We’re now over halfway through the summer reading, and today’s passage provides us with an opportunity to see where we’ve been and to take stock.
Hang around colleges long enough and you are sure to hear the phrases “liberal arts” or “liberal education.” Here liberal isn’t referring to a political philosophy, though sometimes people make jokes about that. Rather, liberal here refers to free people. Like the word liberty, the word liberal comes from the Latin word for freedom. In the past, privileged Greek or Roman men had the freedom to explore education because of work done by lots of other people who did not get that same opportunity, including people who were not politically free. These days, although many people face difficult circumstances, there is hope that the benefits of technology and representative democracy will allow more and more people the opportunity both to experience political freedom as citizens and to educate themselves in ways appropriate to their intrinsic freedom and dignity.
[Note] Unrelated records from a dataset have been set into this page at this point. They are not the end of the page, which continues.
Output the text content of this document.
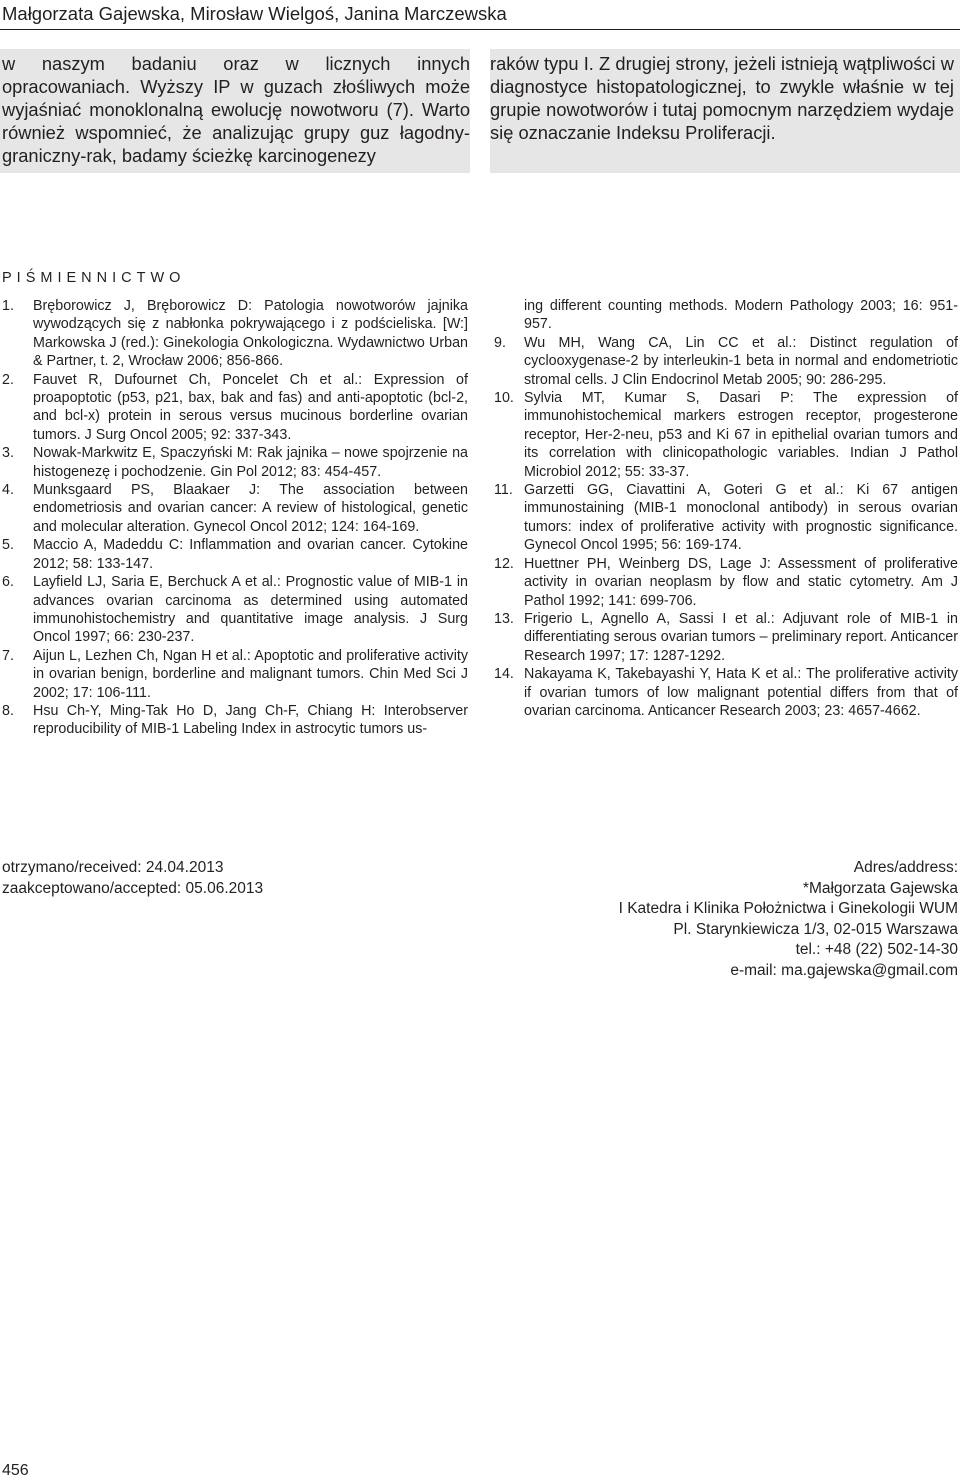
Małgorzata Gajewska, Mirosław Wielgoś, Janina Marczewska

w naszym badaniu oraz w licznych innych opracowaniach. Wyższy IP w guzach złośliwych może wyjaśniać monoklonalną ewolucję nowotworu (7). Warto również wspomnieć, że analizując grupy guz łagodny-graniczny-rak, badamy ścieżkę karcinogenezy

raków typu I. Z drugiej strony, jeżeli istnieją wątpliwości w diagnostyce histopatologicznej, to zwykle właśnie w tej grupie nowotworów i tutaj pomocnym narzędziem wydaje się oznaczanie Indeksu Proliferacji.

PIŚMIENNICTWO
1.	Bręborowicz J, Bręborowicz D: Patologia nowotworów jajnika wywodzących się z nabłonka pokrywającego i z podścieliska. [W:] Markowska J (red.): Ginekologia Onkologiczna. Wydawnictwo Urban & Partner, t. 2, Wrocław 2006; 856-866.
2.	Fauvet R, Dufournet Ch, Poncelet Ch et al.: Expression of proapoptotic (p53, p21, bax, bak and fas) and anti-apoptotic (bcl-2, and bcl-x) protein in serous versus mucinous borderline ovarian tumors. J Surg Oncol 2005; 92: 337-343.
3.	Nowak-Markwitz E, Spaczyński M: Rak jajnika – nowe spojrzenie na histogenezę i pochodzenie. Gin Pol 2012; 83: 454-457.
4.	Munksgaard PS, Blaakaer J: The association between endometriosis and ovarian cancer: A review of histological, genetic and molecular alteration. Gynecol Oncol 2012; 124: 164-169.
5.	Maccio A, Madeddu C: Inflammation and ovarian cancer. Cytokine 2012; 58: 133-147.
6.	Layfield LJ, Saria E, Berchuck A et al.: Prognostic value of MIB-1 in advances ovarian carcinoma as determined using automated immunohistochemistry and quantitative image analysis. J Surg Oncol 1997; 66: 230-237.
7.	Aijun L, Lezhen Ch, Ngan H et al.: Apoptotic and proliferative activity in ovarian benign, borderline and malignant tumors. Chin Med Sci J 2002; 17: 106-111.
8.	Hsu Ch-Y, Ming-Tak Ho D, Jang Ch-F, Chiang H: Interobserver reproducibility of MIB-1 Labeling Index in astrocytic tumors us-
ing different counting methods. Modern Pathology 2003; 16: 951-957.
9.	Wu MH, Wang CA, Lin CC et al.: Distinct regulation of cyclooxygenase-2 by interleukin-1 beta in normal and endometriotic stromal cells. J Clin Endocrinol Metab 2005; 90: 286-295.
10. Sylvia MT, Kumar S, Dasari P: The expression of immunohistochemical markers estrogen receptor, progesterone receptor, Her-2-neu, p53 and Ki 67 in epithelial ovarian tumors and its correlation with clinicopathologic variables. Indian J Pathol Microbiol 2012; 55: 33-37.
11. Garzetti GG, Ciavattini A, Goteri G et al.: Ki 67 antigen immunostaining (MIB-1 monoclonal antibody) in serous ovarian tumors: index of proliferative activity with prognostic significance. Gynecol Oncol 1995; 56: 169-174.
12. Huettner PH, Weinberg DS, Lage J: Assessment of proliferative activity in ovarian neoplasm by flow and static cytometry. Am J Pathol 1992; 141: 699-706.
13. Frigerio L, Agnello A, Sassi I et al.: Adjuvant role of MIB-1 in differentiating serous ovarian tumors – preliminary report. Anticancer Research 1997; 17: 1287-1292.
14. Nakayama K, Takebayashi Y, Hata K et al.: The proliferative activity if ovarian tumors of low malignant potential differs from that of ovarian carcinoma. Anticancer Research 2003; 23: 4657-4662.
otrzymano/received: 24.04.2013
zaakceptowano/accepted: 05.06.2013
Adres/address:
*Małgorzata Gajewska
I Katedra i Klinika Położnictwa i Ginekologii WUM
Pl. Starynkiewicza 1/3, 02-015 Warszawa
tel.: +48 (22) 502-14-30
e-mail: ma.gajewska@gmail.com
456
A good education helps people live more freely–that is, more in accord with their intrinsic freedom and dignity.
Where in today’s reading does Montaigne bring up themes that we have discussed earlier in the summer reading? How do these themes point to the ways that education can free people’s minds? How do you think that good education can free people’s minds?
(By the way, I would like to take this opportunity to thank all of you who have been reading these posts for your interest and for the many and wonderful comments you have left so far!)